He was speechless.
At a recent meeting, the Tennessee Organization of School Superintendents named him the Southeast Tennessee Superintendent of the Year.
It is still a little hard to believe, he admitted.
Ringstaff explained the nomination means more because it was made by his fellow superintendents. Individuals who know what it takes to meet the demands of the job.
According to a press release sent out by Cleveland City Schools, Ringstaff was selected based on his leadership for learning, communication, professionalism and community involvement.
Seven other superintendents have been chosen to represent their region across the state. One will be chosen to represent Tennessee on the national level.
“I didn’t expect this,” Ringstaff said. “I don’t expect anything there. You are talking about some really good people in this state doing this job. I’m sure there are a lot of great, deserving superintendents from the state of Tennessee [in the top eight].”
He recently completed his third year as director of the city school system. It is Ringstaff’s first post as a superintendent. He previously worked as a teacher and principal in the education field.
The school system quickly pointed to his other honors.
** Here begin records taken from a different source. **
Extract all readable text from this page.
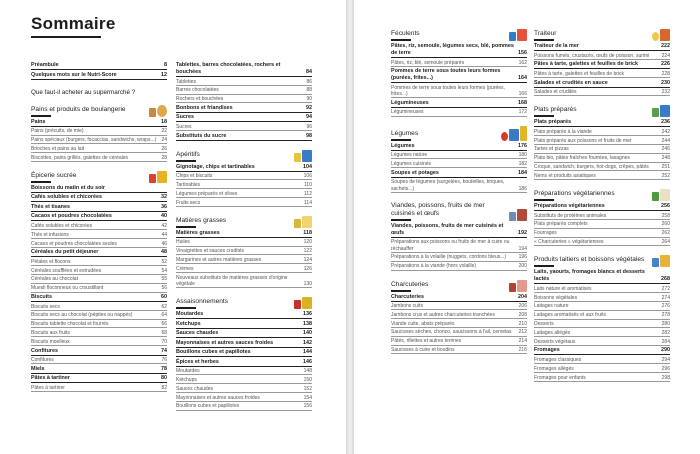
Sommaire
Préambule	8
Quelques mots sur le Nutri-Score	12
Que faut-il acheter au supermarché ?
Pains et produits de boulangerie
Pains	18
Pains (précuits, de mie)	22
Pains spéciaux (burgers, focaccias, sandwichs, wraps...)	24
Brioches et pains au lait	26
Biscottes, pains grillés, galettes de céréales	28
Épicerie sucrée
Boissons du matin et du soir
Cafés solubles et chicorées	32
Thés et tisanes	36
Cacaos et poudres chocolatées	40
Cafés solubles et chicorées	42
Thés et infusions	44
Cacaos et poudres chocolatées seules	46
Céréales du petit déjeuner	48
Pétales et flocons	52
Céréales soufflées et extrudées	54
Céréales au chocolat	55
Muesli floconneux ou croustillant	56
Biscuits	60
Biscuits secs	62
Biscuits secs au chocolat (pépites ou nappés)	64
Biscuits tablette chocolat et fourrés	66
Biscuits aux fruits	68
Biscuits moelleux	70
Confitures	74
Confitures	76
Miels	78
Pâtes à tartiner	80
Pâtes à tartiner	82
Tablettes, barres chocolatées, rochers et bouchées	84
Tablettes	86
Barres chocolatées	88
Rochers et bouchées	90
Bonbons et friandises	92
Sucres	94
Sucres	96
Substituts du sucre	98
Apéritifs
Gignotage, chips et tartinables	104
Chips et biscuits	106
Tartinables	110
Légumes préparés et olives	112
Fruits secs	114
Matières grasses
Matières grasses	118
Huiles	120
Vinaigrettes et sauces crudités	122
Margarines et autres matières grasses	124
Crèmes	126
Nouveaux substituts de matières grasses d'origine végétale	130
Assaisonnements
Moutardes	136
Ketchups	138
Sauces chaudes	140
Mayonnaises et autres sauces froides	142
Bouillons cubes et papillotes	144
Épices et herbes	146
Moutardes	148
Ketchups	150
Sauces chaudes	152
Mayonnaises et autres sauces froides	154
Bouillons cubes et papillotes	156
Féculents
Pâtes, riz, semoule, légumes secs, blé, pommes de terre	156
Pâtes, riz, blé, semoule préparés	162
Pommes de terre sous toutes leurs formes (purées, frites...)	164
Pommes de terre sous toutes leurs formes (purées, frites...)	166
Légumineuses	168
Légumineuses	172
Légumes
Légumes	176
Légumes nature	180
Légumes cuisinés	182
Soupes et potages	184
Soupes de légumes (surgelées, bouteilles, briques, sachets...)	186
Viandes, poissons, fruits de mer cuisinés et œufs
Viandes, poissons, fruits de mer cuisinés et œufs	192
Préparations aux poissons ou fruits de mer à cuire ou réchauffer	194
Préparations à la volaille (nuggets, cordons bleus...)	196
Préparations à la viande (hors volaille)	200
Charcuteries
Charcuteries	204
Jambons cuits	206
Jambons crus et autres charcuteries tranchées	208
Viande cuite, abats préparés	210
Saucisses sèches, chorizo, saucissons à l'ail, cervelas	212
Pâtés, rillettes et autres terrines	214
Saucisses à cuire et boudins	216
Traiteur
Traiteur de la mer	222
Poissons fumés, crustacés, œufs de poisson, surimi	224
Pâtes à tarte, galettes et feuilles de brick	226
Pâtes à tarte, galettes et feuilles de brick	228
Salades et crudités en sauce	230
Salades et crudités	232
Plats préparés
Plats préparés	236
Plats préparés à la viande	242
Plats préparés aux poissons et fruits de mer	244
Tartes et pizzas	246
Plats bio, pâtes fraîches fourrées, lasagnes	248
Croque, sandwich, burgers, hot-dogs, crêpes, pâtés	251
Nems et produits asiatiques	252
Préparations végétariennes
Préparations végétariennes	256
Substituts de protéines animales	258
Plats préparés complets	260
Fourrages	262
« Charcuteries » végétariennes	264
Produits laitiers et boissons végétales
Laits, yaourts, fromages blancs et desserts lactés	268
Laits nature et aromatisés	272
Boissons végétales	274
Laitages nature	276
Laitages aromatisés et aux fruits	278
Desserts	280
Laitages allégés	282
Desserts végétaux	284
Fromages	290
Fromages classiques	294
Fromages allégés	296
Fromages pour enfants	298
They include being chosen as one of 28 superintendents from across the nation to be a part of the inaugural class of the AASA National Superintendent Certification Program.
“During his three years as Director of City Schools, Dr. Ringstaff has guided the school system in the implementation of the Common Core State Standards,” reads school system press release. “He was recently reappointed for a second term on the Common Core Leadership Council for the Tennessee Department of Education.”
Ringstaff looks to his time as a principal as a compass for his position as the city system’s superintendent.
He explained support from the superintendent meant a lot as a principal. The superintendent’s vote of confidence made Ringstaff’s job simpler and gave him more confidence. He determined if he was ever lucky enough to fill the position, he would be sure to support teachers, students and administrators in their endeavors.
According to Ringstaff, as director of Cleveland City Schools, it is his job to support principals to make the best decisions and provide them with the best tools available for students and teachers.
“I think we have a great group of principals,” he said before turning his focus to another group of individuals. “Again, at my job, having a very supportive school board makes my job the best. I have a school board that is behind me. They believe in me and I believe in them. Through all of that, the school board and myself, the principals and the teachers, we all stay student focused.”
He said every decision made is about the students.
“We only get one shot at these kids. It’s a 13-year shot, however we have to make it the most,” Ringstaff said. “We get them at kindergarten and we put them out at 12th grade. During that 13-year experience, we have a lot we have to do with them. We have to get it right every single day.”
He pointed to the success of the system’s administrators, teachers, students and parents for the honor of being named Southeast Tennessee Superintendent of the Year.
“There is no place I would rather be, and there are many other areas out there that look for superintendents,” Ringstaff said. “Why would I ever think there is somewhere better than Cleveland City [Schools]? Because, I don’t think there is.”